I didn’t give it a second thought. As soon as it was published, I got a call from a number of women lawyers in the industry. One called to thank me: Her father had been a gynecologist who performed abortions and her family had been terrorized by the anti-abortion right, and she was so happy that Paul Weiss and the amicus brief people had spoken up, and that she knew someone who had. So, no. And the response — to my face, anyway — was uniformly good.

Have you talked to your clients about signing the briefs?

I have mentioned it to a handful of clients, in the context of saying that we all have a platform. My platform isn’t as big as those of my clients, but I support them, speaking passionately about the things they care about. I wanted to tell them that I’m modeling that behavior, too, or following their lead for those who are out in the world having conversations that are sometimes challenging to have.

Would you feel comfortable sharing your own abortion story with THR?

I was 17 and living in Japan. I had left college and was seeing the world, and I became pregnant. I went back to the U.S. to have an abortion because in Japan a woman could only have an abortion through a lot of special waivers. It was not a hard decision, because it would have completely derailed all my professional aspirations and I would have been an unwed teenage mother without a college degree. I would have had a very difficult path to the life that I have now, and [so] it was not even a question. My family was supportive.

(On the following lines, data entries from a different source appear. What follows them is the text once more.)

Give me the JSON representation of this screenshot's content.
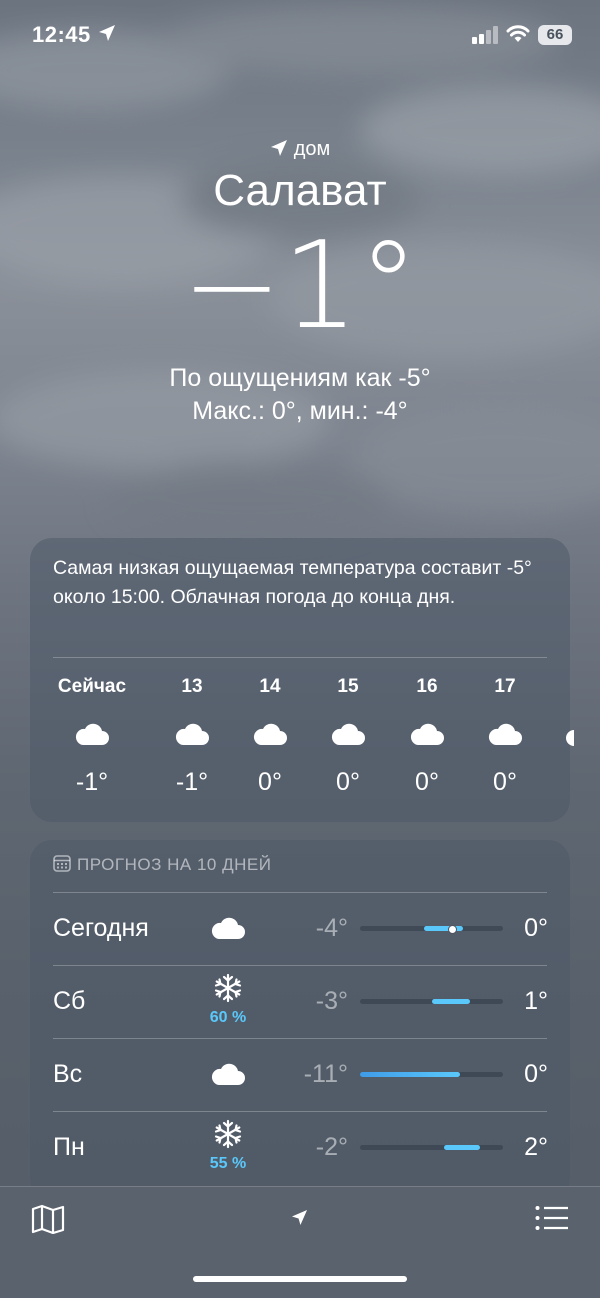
{
  "status_bar": {
    "time": "12:45",
    "battery": "66"
  },
  "location": {
    "label": "дом",
    "city": "Салават"
  },
  "current": {
    "temperature": "−1°",
    "feels_like": "По ощущениям как -5°",
    "high_low": "Макс.: 0°, мин.: -4°"
  },
  "hourly": {
    "summary": "Самая низкая ощущаемая температура составит -5° около 15:00. Облачная погода до конца дня.",
    "hours": [
      {
        "label": "Сейчас",
        "icon": "cloud-icon",
        "temp": "-1°"
      },
      {
        "label": "13",
        "icon": "cloud-icon",
        "temp": "-1°"
      },
      {
        "label": "14",
        "icon": "cloud-icon",
        "temp": "0°"
      },
      {
        "label": "15",
        "icon": "cloud-icon",
        "temp": "0°"
      },
      {
        "label": "16",
        "icon": "cloud-icon",
        "temp": "0°"
      },
      {
        "label": "17",
        "icon": "cloud-icon",
        "temp": "0°"
      }
    ]
  },
  "forecast": {
    "title": "ПРОГНОЗ НА 10 ДНЕЙ",
    "days": [
      {
        "name": "Сегодня",
        "icon": "cloud-icon",
        "precip": "",
        "low": "-4°",
        "high": "0°",
        "range": [
          0.45,
          0.72
        ],
        "current_marker": 0.64
      },
      {
        "name": "Сб",
        "icon": "snowflake-icon",
        "precip": "60 %",
        "low": "-3°",
        "high": "1°",
        "range": [
          0.5,
          0.77
        ]
      },
      {
        "name": "Вс",
        "icon": "cloud-icon",
        "precip": "",
        "low": "-11°",
        "high": "0°",
        "range": [
          0.0,
          0.7
        ]
      },
      {
        "name": "Пн",
        "icon": "snowflake-icon",
        "precip": "55 %",
        "low": "-2°",
        "high": "2°",
        "range": [
          0.59,
          0.84
        ]
      }
    ]
  },
  "colors": {
    "bar_cool": "#5ac8fa",
    "bar_blue": "#3f9be8"
  },
  "tab_bar": {
    "icons": [
      "map-icon",
      "location-arrow-icon",
      "list-icon"
    ]
  }
}
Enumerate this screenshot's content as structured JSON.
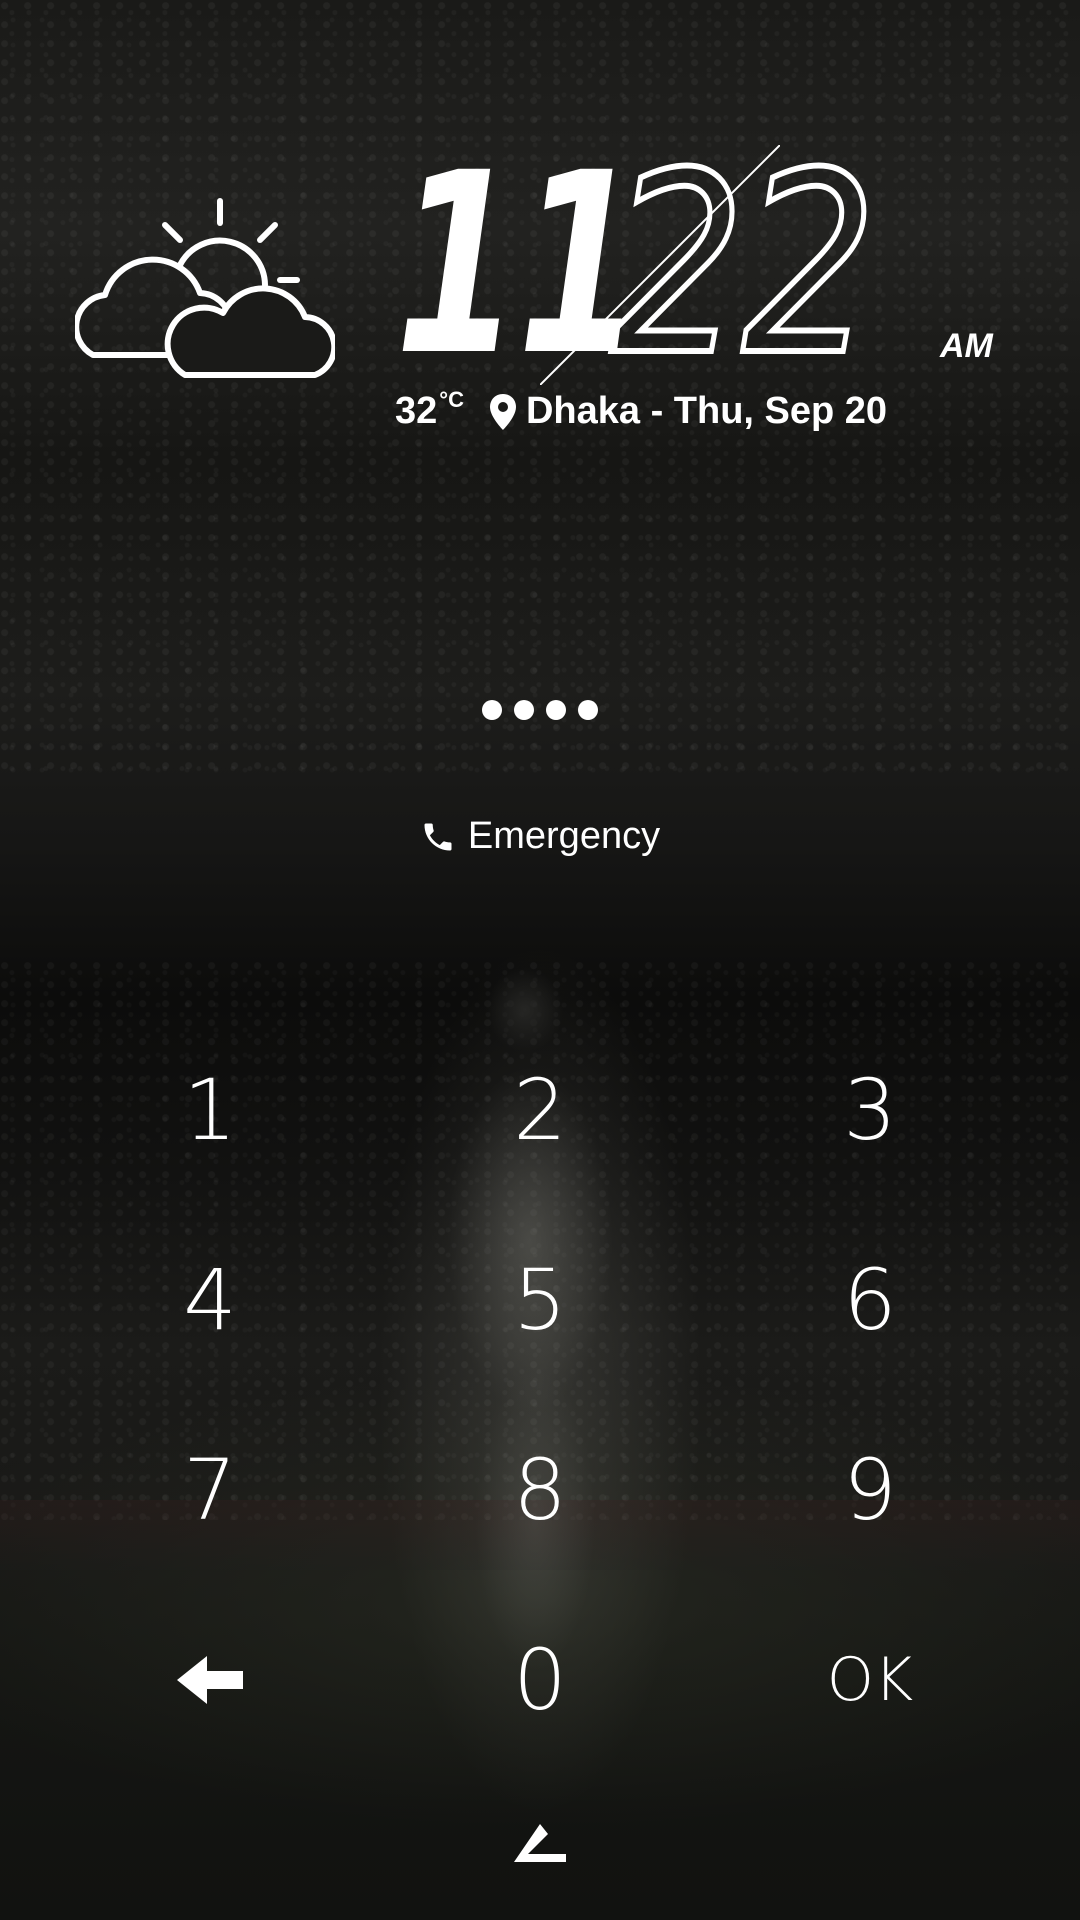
{
  "clock": {
    "hour": "11",
    "minute": "22",
    "ampm": "AM"
  },
  "weather": {
    "icon": "partly-cloudy-icon",
    "temperature": "32",
    "unit": "°C"
  },
  "location_date": "Dhaka - Thu, Sep 20",
  "pin_dots_count": 4,
  "emergency": {
    "label": "Emergency",
    "icon": "phone-icon"
  },
  "keypad": {
    "keys": [
      "1",
      "2",
      "3",
      "4",
      "5",
      "6",
      "7",
      "8",
      "9",
      "0"
    ],
    "ok_label": "OK",
    "back_icon": "backspace-arrow-icon"
  },
  "bottom_icon": "chevron-up-icon",
  "colors": {
    "text": "#ffffff",
    "background": "#161614"
  }
}
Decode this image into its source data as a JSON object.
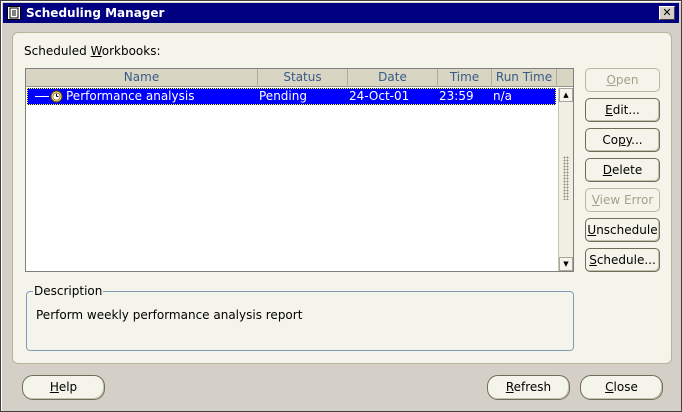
{
  "window": {
    "title": "Scheduling Manager",
    "close_glyph": "✕"
  },
  "scheduled": {
    "label_pre": "Scheduled ",
    "label_key": "W",
    "label_post": "orkbooks:"
  },
  "table": {
    "columns": [
      "Name",
      "Status",
      "Date",
      "Time",
      "Run Time"
    ],
    "rows": [
      {
        "icon": "clock-icon",
        "name": "Performance analysis",
        "status": "Pending",
        "date": "24-Oct-01",
        "time": "23:59",
        "run_time": "n/a",
        "selected": true
      }
    ]
  },
  "description": {
    "legend": "Description",
    "text": "Perform weekly performance analysis report"
  },
  "buttons": {
    "open": {
      "key": "O",
      "rest": "pen",
      "enabled": false
    },
    "edit": {
      "key": "E",
      "rest": "dit...",
      "enabled": true
    },
    "copy_pre": "Co",
    "copy_key": "p",
    "copy_post": "y...",
    "delete": {
      "key": "D",
      "rest": "elete",
      "enabled": true
    },
    "view_error": {
      "key": "V",
      "rest": "iew Error",
      "enabled": false
    },
    "unschedule": {
      "key": "U",
      "rest": "nschedule",
      "enabled": true
    },
    "schedule": {
      "key": "S",
      "rest": "chedule...",
      "enabled": true
    },
    "help": {
      "key": "H",
      "rest": "elp"
    },
    "refresh": {
      "key": "R",
      "rest": "efresh"
    },
    "close": {
      "key": "C",
      "rest": "lose"
    }
  },
  "colors": {
    "title_bar": "#000080",
    "selection": "#0000ff",
    "header_text": "#3a5a8a",
    "disabled_text": "#a3a08c"
  }
}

In your legal view, how realistic is it that Roe v. Wade would be overturned?

It already feels like [abortion access] has been changed for women who have even the obstacle of waiting a day; for someone who has a job where they can’t take off a day’s work or lose a day’s wages; for women who have to travel hours and hours, when many don’t have cars. Access for all women, regardless of income, regardless of location, to have safe abortions is already dramatically diminished and it’s horrible. It’s infuriating, and it makes me more passionate to assist in doing that work.

What can the entertainment industry do to protect abortion rights?

The more the stories that are told on TV and film destigmatize this choice and show a wider variety of responses in storylines when women have pregnancies they don’t want to carry to term, the more comfortable people will be in having these conversations and understanding why women have to have control over the choices around their reproduction.

Interview edited for length and clarity.